Bei meinem Blick zurück wird mir immer wieder klar, wie wenig ich ohne die hier an zwei Beispielen geschilderte Unterstützung durch Budō-Kameraden erreicht hätte. Völlig auf sich allein gestellt, wird ein jedes Unterfangen schwer, wenn nicht sogar unmöglich. Jene Reisen, die ich ganz alleine antrat, bestätigten mir dies um so mehr. Allerdings erfuhr ich gerade bei meinem Aufenthalt in Kalifornien von vieler Seite her freundliche Unterstützung, weshalb ich an jene Zeit gerne zurückdenke. Bei meinem zweiten Aufenthalt lieh mir einer der Leute sogar eins seiner damals noch recht typisch großen Autos.
Das gegenseitige Unterstützen erwächst natürlich nicht nur aus reiner Mitmenschlichkeit. Oft profitieren beide Seiten davon, wobei die Interessen nicht unbedingt deckungsgleich sein müssen. Besonders die Vorstände der regionalen Sportvereine waren wohl weniger interessiert an Spritualität oder dem Wesen des Budō, als vielmehr an Prestige und steigenden Mitgliederzahlen. Ich kann mich jedenfalls über meine Zeit beim Heikendorfer Sportverein (bei Kiel) nicht beklagen, auch was die moralische Unterstützung und die Bezahlung betrifft. Zu guter letzt kann ich nur all den auf kleineren und großen Events hilfreich Beteiligten, insbesondere den Müttern und Vätern der kleinsten Mitglieder nicht dankbar genug sein.

mit „Ami-Schlitten“
Nicht unerwähnt bleiben sollte eine Person, welche in den 80er Jahren mein Leben kreuzte und dann wieder verschwand. Ein gewisser Curtis Clavin-Hesse, ein Mann des Wing-Tsun Kung-fu, „gastierte“ um die zwei Jahre in Bad Schwartau, dem Ort der Schule Tokugawa. Es bildete sich zwischen uns so etwas wie eine vertrauensvolle Kameradschaft, was damals unüblich war zwischen Kung-fu- und Karate-Leuten, und so konnte ich viel Internes über seine Kampfkunst erfahren. Mit diesen wertvollen Informationen begann ich später viele bis dahin als „bewährt“ geltende Sichtweisen des traditionellen Karate, besonders des Shōtōkan, in Frage zu stellen.

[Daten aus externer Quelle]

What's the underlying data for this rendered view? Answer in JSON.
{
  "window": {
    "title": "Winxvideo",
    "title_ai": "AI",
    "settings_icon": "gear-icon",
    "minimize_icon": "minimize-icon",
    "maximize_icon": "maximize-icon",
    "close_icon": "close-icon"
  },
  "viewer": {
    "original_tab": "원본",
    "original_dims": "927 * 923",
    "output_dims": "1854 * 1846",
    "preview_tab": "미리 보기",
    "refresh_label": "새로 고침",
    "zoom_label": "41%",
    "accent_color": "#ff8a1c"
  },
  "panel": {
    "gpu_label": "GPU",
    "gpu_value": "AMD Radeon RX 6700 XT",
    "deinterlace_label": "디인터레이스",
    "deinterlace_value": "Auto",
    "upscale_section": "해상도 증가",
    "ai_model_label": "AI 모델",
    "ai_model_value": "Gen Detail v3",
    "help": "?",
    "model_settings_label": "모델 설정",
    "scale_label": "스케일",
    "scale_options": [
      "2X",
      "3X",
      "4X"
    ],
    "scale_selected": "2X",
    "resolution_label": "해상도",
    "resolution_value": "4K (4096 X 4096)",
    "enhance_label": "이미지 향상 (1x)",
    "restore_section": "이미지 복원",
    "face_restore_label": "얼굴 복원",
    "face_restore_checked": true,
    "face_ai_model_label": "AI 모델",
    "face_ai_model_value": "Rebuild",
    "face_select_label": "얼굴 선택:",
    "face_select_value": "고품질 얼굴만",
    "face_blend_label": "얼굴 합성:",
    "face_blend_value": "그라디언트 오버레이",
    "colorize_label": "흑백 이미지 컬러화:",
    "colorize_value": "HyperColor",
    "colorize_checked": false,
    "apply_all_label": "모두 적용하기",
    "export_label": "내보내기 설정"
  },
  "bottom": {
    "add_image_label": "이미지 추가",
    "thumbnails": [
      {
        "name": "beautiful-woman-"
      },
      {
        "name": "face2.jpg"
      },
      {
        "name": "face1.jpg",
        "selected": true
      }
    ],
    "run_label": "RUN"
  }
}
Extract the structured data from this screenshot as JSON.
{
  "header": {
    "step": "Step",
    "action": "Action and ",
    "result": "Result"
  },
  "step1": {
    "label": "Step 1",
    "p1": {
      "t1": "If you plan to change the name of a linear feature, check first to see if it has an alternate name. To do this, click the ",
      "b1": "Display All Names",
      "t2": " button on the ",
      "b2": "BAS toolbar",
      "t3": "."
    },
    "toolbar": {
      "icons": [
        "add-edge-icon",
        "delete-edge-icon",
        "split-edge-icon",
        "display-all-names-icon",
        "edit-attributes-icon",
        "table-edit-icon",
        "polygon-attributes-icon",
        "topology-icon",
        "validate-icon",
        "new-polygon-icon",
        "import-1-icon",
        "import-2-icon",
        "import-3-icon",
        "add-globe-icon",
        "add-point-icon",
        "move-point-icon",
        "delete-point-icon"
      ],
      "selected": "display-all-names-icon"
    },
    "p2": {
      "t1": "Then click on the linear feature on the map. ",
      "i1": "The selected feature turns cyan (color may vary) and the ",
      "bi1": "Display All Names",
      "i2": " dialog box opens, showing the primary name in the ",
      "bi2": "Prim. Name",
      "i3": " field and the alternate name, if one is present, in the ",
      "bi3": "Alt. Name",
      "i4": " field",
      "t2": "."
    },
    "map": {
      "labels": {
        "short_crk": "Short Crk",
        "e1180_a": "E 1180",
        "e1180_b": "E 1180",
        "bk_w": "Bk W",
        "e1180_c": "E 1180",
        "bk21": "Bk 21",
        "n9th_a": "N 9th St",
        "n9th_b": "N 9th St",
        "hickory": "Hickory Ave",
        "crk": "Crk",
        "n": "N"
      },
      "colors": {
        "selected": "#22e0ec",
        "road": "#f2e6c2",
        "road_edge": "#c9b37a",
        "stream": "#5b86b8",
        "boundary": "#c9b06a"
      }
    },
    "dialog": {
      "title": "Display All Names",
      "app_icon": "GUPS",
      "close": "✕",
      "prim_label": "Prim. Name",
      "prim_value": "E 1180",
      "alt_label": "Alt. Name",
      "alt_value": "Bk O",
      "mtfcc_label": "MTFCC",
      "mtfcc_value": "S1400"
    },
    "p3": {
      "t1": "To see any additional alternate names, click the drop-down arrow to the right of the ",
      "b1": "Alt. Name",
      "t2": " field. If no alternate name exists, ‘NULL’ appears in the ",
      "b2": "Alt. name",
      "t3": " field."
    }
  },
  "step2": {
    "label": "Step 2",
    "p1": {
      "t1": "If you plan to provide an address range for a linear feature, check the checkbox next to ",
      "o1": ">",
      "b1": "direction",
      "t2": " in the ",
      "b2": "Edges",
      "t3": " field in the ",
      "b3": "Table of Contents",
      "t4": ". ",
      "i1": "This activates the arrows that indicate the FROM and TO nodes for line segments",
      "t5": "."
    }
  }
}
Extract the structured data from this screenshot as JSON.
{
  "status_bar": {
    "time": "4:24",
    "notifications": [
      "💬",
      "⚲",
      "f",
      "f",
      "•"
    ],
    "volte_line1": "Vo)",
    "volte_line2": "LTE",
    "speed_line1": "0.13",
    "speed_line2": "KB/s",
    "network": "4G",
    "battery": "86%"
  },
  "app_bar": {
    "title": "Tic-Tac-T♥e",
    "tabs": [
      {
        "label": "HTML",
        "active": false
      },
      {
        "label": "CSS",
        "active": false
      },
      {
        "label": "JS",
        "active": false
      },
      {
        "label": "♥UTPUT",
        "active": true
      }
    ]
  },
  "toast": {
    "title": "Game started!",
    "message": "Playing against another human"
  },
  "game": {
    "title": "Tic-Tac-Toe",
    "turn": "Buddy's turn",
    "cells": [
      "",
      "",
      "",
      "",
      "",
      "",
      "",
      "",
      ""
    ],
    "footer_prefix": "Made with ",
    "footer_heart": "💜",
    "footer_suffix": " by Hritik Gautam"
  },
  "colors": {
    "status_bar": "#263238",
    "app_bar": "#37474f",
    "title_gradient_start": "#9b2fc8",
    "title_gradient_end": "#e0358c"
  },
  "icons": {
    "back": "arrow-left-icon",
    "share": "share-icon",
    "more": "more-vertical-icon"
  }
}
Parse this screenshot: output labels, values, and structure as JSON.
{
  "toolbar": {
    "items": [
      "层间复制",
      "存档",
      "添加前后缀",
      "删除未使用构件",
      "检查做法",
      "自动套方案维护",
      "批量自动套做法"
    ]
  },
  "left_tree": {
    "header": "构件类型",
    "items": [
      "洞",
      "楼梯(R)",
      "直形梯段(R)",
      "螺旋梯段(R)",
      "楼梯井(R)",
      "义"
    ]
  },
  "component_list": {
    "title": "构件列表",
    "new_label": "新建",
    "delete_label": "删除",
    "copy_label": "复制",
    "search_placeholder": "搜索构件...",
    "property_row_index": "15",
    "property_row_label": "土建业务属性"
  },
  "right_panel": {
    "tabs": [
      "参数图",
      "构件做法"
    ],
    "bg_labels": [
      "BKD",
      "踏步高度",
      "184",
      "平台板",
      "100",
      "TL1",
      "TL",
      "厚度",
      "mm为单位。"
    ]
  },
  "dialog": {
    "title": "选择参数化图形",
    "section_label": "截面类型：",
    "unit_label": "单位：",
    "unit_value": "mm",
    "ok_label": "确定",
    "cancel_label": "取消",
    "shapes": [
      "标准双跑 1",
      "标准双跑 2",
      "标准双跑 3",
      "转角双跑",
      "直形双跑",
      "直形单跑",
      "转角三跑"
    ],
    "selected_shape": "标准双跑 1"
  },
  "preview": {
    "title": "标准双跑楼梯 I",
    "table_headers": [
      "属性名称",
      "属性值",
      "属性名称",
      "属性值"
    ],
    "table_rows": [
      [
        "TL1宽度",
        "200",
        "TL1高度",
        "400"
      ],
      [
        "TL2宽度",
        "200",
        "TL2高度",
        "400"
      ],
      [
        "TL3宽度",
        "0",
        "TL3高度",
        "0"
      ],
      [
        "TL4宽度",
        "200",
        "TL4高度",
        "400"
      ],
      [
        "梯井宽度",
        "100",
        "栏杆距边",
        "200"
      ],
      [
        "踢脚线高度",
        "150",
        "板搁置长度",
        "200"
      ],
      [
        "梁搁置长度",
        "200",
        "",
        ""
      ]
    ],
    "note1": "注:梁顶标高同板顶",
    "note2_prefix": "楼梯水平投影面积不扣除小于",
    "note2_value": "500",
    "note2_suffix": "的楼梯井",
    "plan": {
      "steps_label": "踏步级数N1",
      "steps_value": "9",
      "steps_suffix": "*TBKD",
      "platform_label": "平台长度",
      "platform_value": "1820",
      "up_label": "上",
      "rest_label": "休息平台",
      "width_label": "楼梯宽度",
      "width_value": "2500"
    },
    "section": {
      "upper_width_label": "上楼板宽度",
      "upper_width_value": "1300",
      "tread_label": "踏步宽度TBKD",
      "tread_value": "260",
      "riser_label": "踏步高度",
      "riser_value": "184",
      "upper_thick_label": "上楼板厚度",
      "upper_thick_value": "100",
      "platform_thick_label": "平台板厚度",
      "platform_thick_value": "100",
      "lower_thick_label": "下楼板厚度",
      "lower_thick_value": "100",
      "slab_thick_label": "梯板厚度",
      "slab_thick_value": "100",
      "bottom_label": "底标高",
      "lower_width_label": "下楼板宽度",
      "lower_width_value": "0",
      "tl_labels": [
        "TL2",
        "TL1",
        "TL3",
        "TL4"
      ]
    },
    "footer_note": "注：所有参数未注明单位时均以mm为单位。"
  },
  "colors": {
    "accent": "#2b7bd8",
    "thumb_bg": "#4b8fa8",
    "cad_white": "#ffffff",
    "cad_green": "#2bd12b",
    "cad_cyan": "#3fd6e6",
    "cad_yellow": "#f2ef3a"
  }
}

Frank Holderbaum – 80er Jahre
Vielleicht sollte ich noch jene Leute nennen, die mich beim Schreiben der Bücher unterstützen. Zum einen sind da meine langjährigen Trainingskameraden Andreas Plöger und Frank Holderbaum, ehemals „Schüler“ von mir bei Tokugawa. Von Frank stammen die Fotos im zweiten Werk.

Lourdes Meléndez
Besonderer Dank gebührt auch meiner Schwägerin Maria Lourdes Meléndez, eine exzellente Informatikerin. Ich hatte durch ein dummes Versehen (Windows XP !) mehr als die Hälfte vom Rohtext des ersten Buches – zumindest für mich – unwiderruflich gelöscht. Es gelang ihr jedoch das Dokument aus den Tiefen der Festplatte soweit wiederherzustellen, dass ich nicht noch einmal von ganz von vorn anfangen musste. Ich war damals vielleicht fertig mit der Welt! … Dank natürlich auch den Verlegern Werner Kristkreitz und Frank Elstner (Palisander) für all ihre professionelle Geduld – und dass sie sich meiner überhaupt annahmen.

vor den Foto-Aufnahmen: Dolores, meine Wenigkeit und Andreas in dessem Privatdojo
Um auf dem Weg des Budō mehr Tiefe zu erfahren, sah ich es als nötig auch die Kultur des Ursprungslandes und damit die Sprache zu studieren. Bei beidem half mir meine Partnerin Natsu Kadoya. Sie gab Kurse für die Deutsch-Japanische Gesellschaft Schleswig-Holstein mir Sitz in Kiel. Um schneller voran zu kommen nahm ich bei ihr auch Privatstunden. Wie es dann so kam … am Ende waren wie über 14 Jahre lange ein Paar. Während dieser Zeit habe ich viel gelernt über die Menthalität aller Japaner, d.h. nicht nur die der Budō Betreibenden, deren Sitten und Gebäuche. Auch weiß ich nun einiges über die Zeremonie des Tee oder das Arrangieren von Blumen. Ich verdanke ihr ein beträchtliches Hintergrundwissen über Land und Leute und glaube daher, ohne sie wäre ich auch nie in der Lage gewesen, derartige Bücher zu verfassen.
Nun will ich hier nicht in Manier wie bei der Oscar-Verleihung in Hollywood eine vermeintlich vollständige Liste aller herunterbeten, die bedankt sein wollen. Ich meine, das wesentliche ist gesagt worden: Allein sind wir nichts, und bei allem erforderlichen Individualismus können wir nur gemeinsam aus Ideen Realität werden lassen. Leider wird dieser Part von nicht wenigen – auch illustren Budō-Berühmheiten – allzu leicht vergessen.